Tracking 200 events is worse than tracking 5 that actually drive revenue. Quality beats quantity every single time.
My mistake
I did this too. Early on, I instrumented dozens of events across the funnel, hoping to surface hidden personas and micro-conversions for CRM classification. The result was hundreds of event names, most with tiny volumes, almost none producing reliable insights.
Roughly 80% of those events never scaled to the point where they changed decisions. We spent a lot of analyst time chasing noise instead of signal.
What helped? Admitting the experiment failed and pruning aggressively.
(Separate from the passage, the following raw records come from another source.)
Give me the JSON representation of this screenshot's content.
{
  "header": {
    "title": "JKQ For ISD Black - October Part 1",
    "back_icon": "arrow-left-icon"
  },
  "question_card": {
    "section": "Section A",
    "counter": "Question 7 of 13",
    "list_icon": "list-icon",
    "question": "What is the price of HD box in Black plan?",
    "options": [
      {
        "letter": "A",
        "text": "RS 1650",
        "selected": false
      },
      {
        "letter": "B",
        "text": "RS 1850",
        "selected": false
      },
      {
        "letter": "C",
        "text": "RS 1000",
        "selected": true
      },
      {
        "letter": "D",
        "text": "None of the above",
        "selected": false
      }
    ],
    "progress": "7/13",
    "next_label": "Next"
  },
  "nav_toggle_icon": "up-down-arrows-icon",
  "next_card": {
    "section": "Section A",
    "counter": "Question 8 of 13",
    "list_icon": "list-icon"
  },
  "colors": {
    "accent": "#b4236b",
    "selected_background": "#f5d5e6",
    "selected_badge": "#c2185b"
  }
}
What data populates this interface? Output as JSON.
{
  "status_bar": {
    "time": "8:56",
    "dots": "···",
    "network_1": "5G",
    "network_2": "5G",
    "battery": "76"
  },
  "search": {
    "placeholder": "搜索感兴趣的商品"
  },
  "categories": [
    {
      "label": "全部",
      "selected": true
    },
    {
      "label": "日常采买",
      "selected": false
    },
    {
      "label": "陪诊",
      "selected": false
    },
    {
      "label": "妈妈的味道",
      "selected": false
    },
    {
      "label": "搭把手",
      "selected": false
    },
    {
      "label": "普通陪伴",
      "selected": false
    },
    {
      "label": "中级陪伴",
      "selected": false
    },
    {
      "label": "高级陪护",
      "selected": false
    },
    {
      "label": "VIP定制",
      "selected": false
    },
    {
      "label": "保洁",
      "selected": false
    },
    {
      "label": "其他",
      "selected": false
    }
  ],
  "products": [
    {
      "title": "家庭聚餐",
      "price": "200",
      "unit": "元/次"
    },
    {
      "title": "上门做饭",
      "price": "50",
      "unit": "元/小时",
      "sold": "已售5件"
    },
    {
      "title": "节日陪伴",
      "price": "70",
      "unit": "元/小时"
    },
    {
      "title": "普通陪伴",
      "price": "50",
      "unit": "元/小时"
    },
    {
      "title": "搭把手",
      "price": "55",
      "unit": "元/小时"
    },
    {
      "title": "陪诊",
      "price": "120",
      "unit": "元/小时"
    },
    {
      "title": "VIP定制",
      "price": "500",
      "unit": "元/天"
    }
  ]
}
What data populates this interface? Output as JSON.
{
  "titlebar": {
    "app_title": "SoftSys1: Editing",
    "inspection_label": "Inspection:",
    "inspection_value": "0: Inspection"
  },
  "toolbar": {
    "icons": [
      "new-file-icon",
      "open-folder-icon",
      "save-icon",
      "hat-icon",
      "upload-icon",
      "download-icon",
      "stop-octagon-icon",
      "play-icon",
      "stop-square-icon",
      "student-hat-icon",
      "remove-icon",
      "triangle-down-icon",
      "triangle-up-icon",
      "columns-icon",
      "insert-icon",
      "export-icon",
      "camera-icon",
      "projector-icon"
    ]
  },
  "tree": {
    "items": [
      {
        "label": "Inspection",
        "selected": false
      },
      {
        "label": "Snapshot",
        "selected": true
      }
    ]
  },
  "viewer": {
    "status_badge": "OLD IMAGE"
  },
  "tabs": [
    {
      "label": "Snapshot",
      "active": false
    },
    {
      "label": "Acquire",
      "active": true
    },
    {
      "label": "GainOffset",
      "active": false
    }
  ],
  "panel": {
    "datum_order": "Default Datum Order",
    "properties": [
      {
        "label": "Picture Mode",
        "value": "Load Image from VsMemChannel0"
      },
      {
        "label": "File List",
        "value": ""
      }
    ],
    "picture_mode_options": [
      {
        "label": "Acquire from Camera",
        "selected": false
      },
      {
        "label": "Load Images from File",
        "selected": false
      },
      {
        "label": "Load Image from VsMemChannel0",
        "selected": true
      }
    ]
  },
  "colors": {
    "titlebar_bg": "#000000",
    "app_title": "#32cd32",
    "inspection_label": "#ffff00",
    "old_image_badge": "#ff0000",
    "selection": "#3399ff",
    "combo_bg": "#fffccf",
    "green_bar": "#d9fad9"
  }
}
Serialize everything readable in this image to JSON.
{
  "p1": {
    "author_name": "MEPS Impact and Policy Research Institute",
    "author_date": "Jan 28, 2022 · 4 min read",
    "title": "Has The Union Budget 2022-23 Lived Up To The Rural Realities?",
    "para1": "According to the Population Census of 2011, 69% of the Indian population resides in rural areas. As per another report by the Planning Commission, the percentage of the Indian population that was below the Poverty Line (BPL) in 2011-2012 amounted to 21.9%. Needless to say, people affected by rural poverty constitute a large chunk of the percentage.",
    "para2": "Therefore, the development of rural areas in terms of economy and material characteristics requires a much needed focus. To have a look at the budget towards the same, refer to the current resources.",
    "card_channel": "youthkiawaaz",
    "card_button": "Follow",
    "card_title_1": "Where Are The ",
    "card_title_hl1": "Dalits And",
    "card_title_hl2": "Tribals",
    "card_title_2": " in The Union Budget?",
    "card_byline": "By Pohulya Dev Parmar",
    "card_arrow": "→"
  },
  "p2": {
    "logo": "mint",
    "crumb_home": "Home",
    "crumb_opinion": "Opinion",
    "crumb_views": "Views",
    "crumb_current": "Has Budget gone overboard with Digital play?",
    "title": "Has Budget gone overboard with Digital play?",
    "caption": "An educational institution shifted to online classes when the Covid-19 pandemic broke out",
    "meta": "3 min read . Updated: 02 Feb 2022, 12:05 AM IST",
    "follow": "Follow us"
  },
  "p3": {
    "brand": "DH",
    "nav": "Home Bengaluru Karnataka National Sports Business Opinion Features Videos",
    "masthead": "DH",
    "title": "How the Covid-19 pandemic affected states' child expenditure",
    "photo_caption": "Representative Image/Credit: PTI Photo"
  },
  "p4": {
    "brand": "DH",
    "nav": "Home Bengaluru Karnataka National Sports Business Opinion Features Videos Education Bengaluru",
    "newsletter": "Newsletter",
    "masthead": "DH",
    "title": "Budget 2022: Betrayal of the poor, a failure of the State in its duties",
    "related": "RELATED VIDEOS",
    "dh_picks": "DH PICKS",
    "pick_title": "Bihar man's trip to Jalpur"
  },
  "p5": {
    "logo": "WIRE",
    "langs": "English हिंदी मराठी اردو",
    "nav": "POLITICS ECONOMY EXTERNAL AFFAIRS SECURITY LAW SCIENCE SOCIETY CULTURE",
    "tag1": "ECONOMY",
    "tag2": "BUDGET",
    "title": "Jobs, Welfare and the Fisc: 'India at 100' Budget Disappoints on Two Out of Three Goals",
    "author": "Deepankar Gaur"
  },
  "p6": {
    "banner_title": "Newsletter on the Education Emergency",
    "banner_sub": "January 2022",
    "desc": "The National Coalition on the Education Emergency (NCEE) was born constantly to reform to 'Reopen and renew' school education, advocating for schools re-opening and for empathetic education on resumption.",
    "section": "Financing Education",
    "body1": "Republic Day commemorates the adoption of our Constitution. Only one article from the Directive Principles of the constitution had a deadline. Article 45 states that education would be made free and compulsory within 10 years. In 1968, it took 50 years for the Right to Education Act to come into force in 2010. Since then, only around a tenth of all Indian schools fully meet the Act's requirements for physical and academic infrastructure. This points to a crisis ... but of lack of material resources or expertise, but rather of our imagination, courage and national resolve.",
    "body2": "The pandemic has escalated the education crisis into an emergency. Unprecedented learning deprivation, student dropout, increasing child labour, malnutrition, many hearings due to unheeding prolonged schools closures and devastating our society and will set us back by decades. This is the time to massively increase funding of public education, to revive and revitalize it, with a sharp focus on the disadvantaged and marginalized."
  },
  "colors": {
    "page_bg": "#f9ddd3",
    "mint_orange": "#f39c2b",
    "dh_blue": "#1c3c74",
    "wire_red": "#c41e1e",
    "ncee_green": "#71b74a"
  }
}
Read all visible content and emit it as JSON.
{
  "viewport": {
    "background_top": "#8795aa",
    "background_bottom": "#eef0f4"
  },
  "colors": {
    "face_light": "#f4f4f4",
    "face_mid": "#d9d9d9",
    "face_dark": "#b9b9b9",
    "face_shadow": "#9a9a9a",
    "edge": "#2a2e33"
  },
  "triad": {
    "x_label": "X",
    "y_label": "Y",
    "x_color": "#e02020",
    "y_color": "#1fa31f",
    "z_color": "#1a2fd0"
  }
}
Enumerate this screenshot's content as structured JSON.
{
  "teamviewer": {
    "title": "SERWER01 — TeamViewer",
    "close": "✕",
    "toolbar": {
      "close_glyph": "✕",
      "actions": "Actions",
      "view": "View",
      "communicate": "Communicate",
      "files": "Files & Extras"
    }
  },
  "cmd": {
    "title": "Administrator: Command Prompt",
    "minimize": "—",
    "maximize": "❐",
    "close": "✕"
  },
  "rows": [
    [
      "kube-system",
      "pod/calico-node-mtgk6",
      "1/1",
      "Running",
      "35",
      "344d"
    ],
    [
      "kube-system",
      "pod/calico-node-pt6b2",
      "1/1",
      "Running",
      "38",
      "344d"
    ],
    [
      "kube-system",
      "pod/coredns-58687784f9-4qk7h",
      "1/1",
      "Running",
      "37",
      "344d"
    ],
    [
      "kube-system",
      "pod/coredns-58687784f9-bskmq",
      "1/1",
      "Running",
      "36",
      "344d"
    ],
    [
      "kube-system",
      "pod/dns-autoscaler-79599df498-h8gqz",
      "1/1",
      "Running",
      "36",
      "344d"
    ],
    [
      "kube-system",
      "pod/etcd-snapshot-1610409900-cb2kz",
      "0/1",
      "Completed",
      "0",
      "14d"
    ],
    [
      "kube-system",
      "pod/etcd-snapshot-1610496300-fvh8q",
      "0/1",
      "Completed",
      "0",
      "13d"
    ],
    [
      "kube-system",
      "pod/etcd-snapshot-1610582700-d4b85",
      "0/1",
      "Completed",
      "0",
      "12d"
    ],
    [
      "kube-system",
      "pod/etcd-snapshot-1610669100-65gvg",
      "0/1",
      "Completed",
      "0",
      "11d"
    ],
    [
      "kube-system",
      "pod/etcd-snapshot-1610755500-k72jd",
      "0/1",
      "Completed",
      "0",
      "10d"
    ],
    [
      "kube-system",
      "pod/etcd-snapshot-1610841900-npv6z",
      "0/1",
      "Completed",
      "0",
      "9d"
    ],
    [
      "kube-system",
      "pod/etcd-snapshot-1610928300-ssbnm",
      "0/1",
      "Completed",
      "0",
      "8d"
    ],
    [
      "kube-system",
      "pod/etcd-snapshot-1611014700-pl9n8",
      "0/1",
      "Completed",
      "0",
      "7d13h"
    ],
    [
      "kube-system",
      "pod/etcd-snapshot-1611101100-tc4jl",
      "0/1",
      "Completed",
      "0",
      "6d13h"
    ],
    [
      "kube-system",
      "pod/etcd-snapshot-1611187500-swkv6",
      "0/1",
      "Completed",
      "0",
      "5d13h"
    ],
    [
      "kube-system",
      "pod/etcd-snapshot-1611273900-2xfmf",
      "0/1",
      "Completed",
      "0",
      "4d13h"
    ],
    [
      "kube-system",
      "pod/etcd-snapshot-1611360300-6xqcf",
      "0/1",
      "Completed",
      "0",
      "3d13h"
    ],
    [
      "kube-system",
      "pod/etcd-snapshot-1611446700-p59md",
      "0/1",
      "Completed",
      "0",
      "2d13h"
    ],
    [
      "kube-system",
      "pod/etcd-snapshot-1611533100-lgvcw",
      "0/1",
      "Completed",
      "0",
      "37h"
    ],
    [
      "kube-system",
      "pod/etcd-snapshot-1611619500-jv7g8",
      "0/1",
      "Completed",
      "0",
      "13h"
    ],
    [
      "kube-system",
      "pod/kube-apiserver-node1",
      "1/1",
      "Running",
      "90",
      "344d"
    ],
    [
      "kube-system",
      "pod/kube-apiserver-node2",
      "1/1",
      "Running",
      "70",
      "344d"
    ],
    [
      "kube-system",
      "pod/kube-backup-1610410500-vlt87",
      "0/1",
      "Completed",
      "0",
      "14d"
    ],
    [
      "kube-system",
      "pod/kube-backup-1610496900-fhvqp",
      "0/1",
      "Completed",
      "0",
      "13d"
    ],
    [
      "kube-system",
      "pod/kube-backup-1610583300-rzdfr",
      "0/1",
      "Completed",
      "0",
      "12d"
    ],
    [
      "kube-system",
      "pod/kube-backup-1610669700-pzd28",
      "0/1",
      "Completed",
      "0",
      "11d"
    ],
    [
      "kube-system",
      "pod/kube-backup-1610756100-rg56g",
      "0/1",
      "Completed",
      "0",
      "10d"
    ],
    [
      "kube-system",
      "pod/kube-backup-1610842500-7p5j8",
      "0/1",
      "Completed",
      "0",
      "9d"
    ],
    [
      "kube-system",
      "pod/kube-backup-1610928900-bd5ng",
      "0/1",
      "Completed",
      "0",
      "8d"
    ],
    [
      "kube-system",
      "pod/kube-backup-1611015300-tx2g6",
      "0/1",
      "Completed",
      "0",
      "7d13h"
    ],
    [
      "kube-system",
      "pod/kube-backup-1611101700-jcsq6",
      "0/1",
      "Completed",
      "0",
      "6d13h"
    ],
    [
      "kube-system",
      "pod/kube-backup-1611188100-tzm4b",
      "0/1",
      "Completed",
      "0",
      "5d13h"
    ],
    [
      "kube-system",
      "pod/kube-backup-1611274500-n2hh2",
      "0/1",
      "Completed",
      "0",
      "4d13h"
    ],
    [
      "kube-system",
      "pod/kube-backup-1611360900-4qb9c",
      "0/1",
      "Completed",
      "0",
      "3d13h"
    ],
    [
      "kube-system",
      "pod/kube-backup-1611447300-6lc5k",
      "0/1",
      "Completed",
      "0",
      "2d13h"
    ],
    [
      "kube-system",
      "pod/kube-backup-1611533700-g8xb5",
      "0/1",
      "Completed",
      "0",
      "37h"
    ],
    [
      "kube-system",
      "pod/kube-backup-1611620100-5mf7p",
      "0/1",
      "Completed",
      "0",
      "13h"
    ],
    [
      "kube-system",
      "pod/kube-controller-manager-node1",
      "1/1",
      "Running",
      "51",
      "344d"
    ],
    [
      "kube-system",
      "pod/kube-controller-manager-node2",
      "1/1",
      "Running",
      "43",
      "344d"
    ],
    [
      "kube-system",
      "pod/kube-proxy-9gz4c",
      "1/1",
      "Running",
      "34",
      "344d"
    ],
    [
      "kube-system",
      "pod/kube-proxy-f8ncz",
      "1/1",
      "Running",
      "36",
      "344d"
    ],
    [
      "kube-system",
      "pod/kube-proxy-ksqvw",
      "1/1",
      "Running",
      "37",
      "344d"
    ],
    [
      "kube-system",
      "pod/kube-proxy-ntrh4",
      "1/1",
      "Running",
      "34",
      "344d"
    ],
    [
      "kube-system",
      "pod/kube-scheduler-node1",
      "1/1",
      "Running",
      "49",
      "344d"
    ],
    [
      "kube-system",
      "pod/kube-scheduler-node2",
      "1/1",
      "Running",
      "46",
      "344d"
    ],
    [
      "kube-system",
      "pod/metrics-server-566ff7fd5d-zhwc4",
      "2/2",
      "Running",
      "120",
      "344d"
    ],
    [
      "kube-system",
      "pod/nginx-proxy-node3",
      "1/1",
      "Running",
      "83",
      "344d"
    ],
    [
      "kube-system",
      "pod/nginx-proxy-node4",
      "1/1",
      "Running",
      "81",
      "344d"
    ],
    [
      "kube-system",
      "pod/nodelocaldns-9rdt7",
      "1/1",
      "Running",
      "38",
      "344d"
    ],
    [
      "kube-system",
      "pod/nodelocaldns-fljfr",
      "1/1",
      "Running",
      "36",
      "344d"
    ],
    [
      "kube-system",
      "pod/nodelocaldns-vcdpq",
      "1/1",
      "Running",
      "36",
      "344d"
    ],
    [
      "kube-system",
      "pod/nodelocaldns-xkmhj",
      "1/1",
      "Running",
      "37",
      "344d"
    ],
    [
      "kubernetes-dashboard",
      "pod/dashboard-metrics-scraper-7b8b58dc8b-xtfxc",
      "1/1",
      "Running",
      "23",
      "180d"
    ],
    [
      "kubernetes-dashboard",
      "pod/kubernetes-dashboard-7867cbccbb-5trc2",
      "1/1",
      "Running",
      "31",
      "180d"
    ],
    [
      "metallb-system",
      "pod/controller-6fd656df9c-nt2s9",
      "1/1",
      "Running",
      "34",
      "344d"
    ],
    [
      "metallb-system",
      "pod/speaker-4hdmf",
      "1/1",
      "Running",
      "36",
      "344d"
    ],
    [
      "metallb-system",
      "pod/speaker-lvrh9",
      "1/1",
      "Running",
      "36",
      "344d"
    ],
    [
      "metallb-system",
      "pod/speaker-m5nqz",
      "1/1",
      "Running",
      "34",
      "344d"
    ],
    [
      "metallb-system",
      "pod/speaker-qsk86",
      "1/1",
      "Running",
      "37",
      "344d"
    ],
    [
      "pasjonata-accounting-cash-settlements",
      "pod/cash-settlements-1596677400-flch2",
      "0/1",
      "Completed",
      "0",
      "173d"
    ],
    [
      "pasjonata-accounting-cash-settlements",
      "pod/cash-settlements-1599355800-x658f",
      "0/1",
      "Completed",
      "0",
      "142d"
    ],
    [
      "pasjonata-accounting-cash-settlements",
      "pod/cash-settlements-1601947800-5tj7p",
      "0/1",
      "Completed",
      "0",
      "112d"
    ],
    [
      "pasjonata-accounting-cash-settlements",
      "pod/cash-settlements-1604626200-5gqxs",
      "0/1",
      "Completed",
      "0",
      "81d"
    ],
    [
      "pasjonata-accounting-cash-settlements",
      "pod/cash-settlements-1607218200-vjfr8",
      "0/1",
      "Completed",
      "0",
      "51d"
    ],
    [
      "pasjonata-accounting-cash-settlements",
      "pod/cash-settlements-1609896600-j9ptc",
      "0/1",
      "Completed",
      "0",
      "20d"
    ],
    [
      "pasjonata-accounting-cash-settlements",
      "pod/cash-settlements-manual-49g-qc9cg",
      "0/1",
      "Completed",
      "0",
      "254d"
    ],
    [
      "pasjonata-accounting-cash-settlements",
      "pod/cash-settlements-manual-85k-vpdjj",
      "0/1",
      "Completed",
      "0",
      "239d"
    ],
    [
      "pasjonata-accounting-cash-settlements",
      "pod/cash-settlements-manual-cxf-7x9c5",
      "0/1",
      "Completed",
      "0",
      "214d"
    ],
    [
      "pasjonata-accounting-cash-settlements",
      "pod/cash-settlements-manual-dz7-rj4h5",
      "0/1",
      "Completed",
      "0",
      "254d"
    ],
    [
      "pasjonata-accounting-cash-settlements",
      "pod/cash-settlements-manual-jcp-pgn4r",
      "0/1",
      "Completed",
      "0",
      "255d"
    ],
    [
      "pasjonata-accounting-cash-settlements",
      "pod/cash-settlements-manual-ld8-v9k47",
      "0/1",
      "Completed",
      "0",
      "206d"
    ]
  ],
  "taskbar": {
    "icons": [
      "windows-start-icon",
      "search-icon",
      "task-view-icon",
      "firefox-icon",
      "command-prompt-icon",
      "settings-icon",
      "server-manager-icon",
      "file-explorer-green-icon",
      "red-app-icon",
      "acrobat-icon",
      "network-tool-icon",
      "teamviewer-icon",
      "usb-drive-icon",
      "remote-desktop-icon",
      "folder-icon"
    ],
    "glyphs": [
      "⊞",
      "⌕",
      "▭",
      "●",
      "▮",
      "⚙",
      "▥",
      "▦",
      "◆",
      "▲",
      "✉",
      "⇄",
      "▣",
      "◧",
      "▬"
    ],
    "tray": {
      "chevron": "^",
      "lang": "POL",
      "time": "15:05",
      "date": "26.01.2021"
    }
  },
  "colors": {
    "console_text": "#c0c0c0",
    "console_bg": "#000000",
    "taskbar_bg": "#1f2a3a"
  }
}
I kept the handful of events that tied directly to business outcomes—signup, trial_start, checkout_complete, add_to_cart, key_feature_use—and focused on making those rock-solid and well-documented.
What I learned
The swamp trap:
- Too many events create noise. You can't find actionable insights.
- It slows analysis and increases storage costs.
The power of focus:
- Tracking the right 5 events gives you clarity and speed.
- These directly correlate with business outcomes.
Action steps:
- Review your tracking. Cut events that don't tie to revenue or goals.
- Focus on actions that drive conversions.
- Build reports around core events to keep them clean.
Less is more. Track fewer events, but make sure they matter.